By the way

Filed Under April 2007, columns 

A curse, foiled.

Dear Word Detective: A couple years ago I was reading Maya Angelou’s “I Know Why The Caged Bird Sings,” in which she tells of, as a young girl, being reprimanded by her grandmother for using the phrase “by the way.” Her grandmother said that this was “taking the name of the Lord in vain.” I’d never heard such an interpretation. Any thoughts? — Andrew C. Buckland.

No thoughts, just a blissful sense of wonder at how weird people can get when it comes to language. This reminds me of the little Texas county that common sense forgot a few years ago, whose civic leaders decided to officially discourage use of the greeting “hello” in favor of “heaven-o” (because then, you see, no one would have to say the word “hell” and consequently end up there, or something).
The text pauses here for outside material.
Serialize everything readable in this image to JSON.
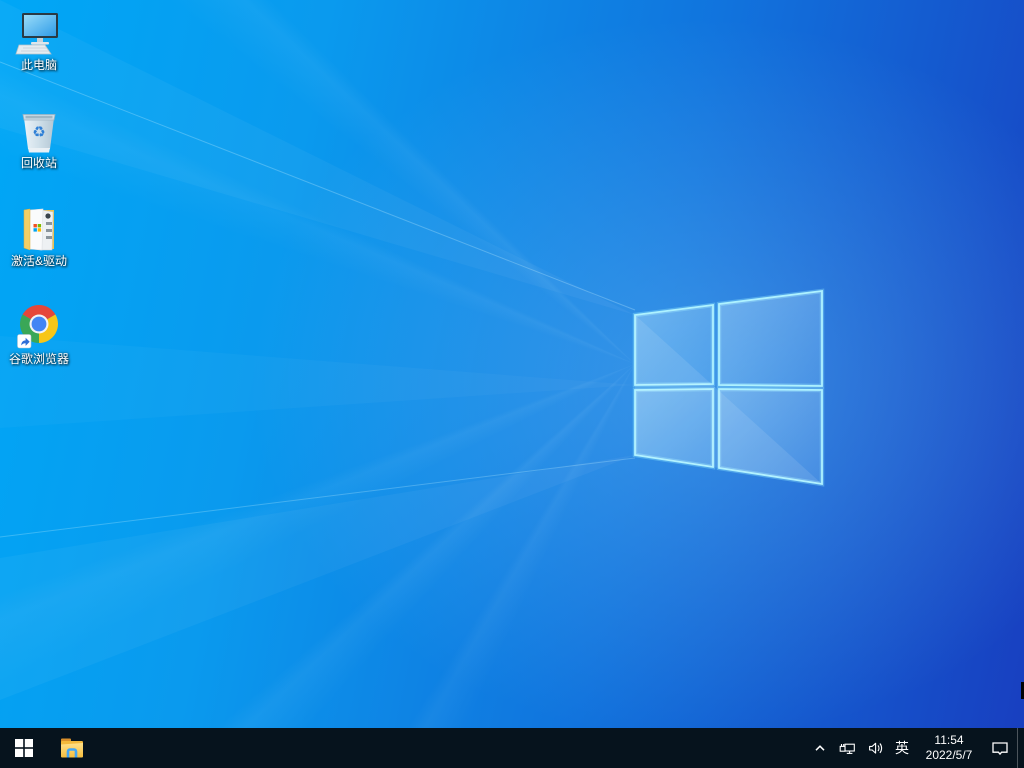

This is the point at which I admit that I have never read the book in question. But I assume that Angelou’s memory is accurate and her grandmother actually believed that “by the way” was a form of blasphemy (from the Greek “blasphemein,” to speak evil of), which the American Heritage Dictionary defines as “a contemptuous or profane act, utterance, or writing concerning God or a sacred entity.” The remedy throughout history for blasphemy, given that human beings are perennially fond of expressing strong feelings through swearing and oaths, has been the concoction of euphemisms (from the Greek “euphemizein,” to speak pleasantly), superficially inoffensive words that serve as stand-ins for the forbidden. Euphemisms probably don’t fool the relevant deity, but they do spare the sensibilities of the easily offended. Often, in fact, euphemisms eventually become so established that speakers are unaware that the words began as euphemisms. For instance, “gosh,” “golly,” and the “grief” in “good grief” all began as euphemisms for “God.”

In the case of “by the way,” it appears that Angelou’s grandmother was looking for blasphemy-concealed-by-euphemism where none existed. “Way,” with the basic meaning of “road or path,” dates back to the Old English “weg,” and “by the way” has been used as a prepositional phrase meaning literally “alongside the road” since the 9th century. The figurative use of “by the way” to mean “incidentally” (as if “by the side” of the main route of the conversation) has been common since the 16th century, and has never had a religious subtext.

My guess is that Angelou’s grandmother was familiar with “the Way” used to mean Christ’s teachings (a usage found numerous times in the Bible) and had jumped to the conclusion that “the way” in “by the way” is a sneaky way of swearing an oath using Christ’s name. It isn’t.

 

 

Comments

5 Responses to “By the way”

  1. evershed on April 12th, 2007 4:32 am

    I suspect that this is a misguided reference to T H White’s “The Once and Future King” in which Merlin explains that “Bloody” is a corruption of “By Our Lady” - a statement that I am very dubious about. Perhaps you will be able to expound on this?

    James

  2. sarngate on April 14th, 2007 2:03 am

    Could Maya Angelou’s grandmother have considered this a corruption of “by Yahweh” and therefore equivalent to “by God”??

  3. wordsmith on April 19th, 2007 4:23 pm

    I don’t know how much history of the first century Maya Angelou’s grandmother may have known, but early on Jesus’s followers referred to themselves as “The Way”, and it was a sect in Judaism, then as now, a heterogeneous religion. It was called “The Way” because Jesus is alleged in one of the gospels to have said, “I am the way, none shall come to the Father except through me.” Even if Grandma did not know history, it is almost certain that she did know the gospels very well.

  4. JDaryl on April 21st, 2007 3:55 pm

    As a young girl, my mother had her mouth washed out with soap during a school softball game for yelling out, “Cheese and crackers! Son of a biscuit!” Ah well, that was in the late forties in public school when such blasphemisms were taken quite seriously…dang!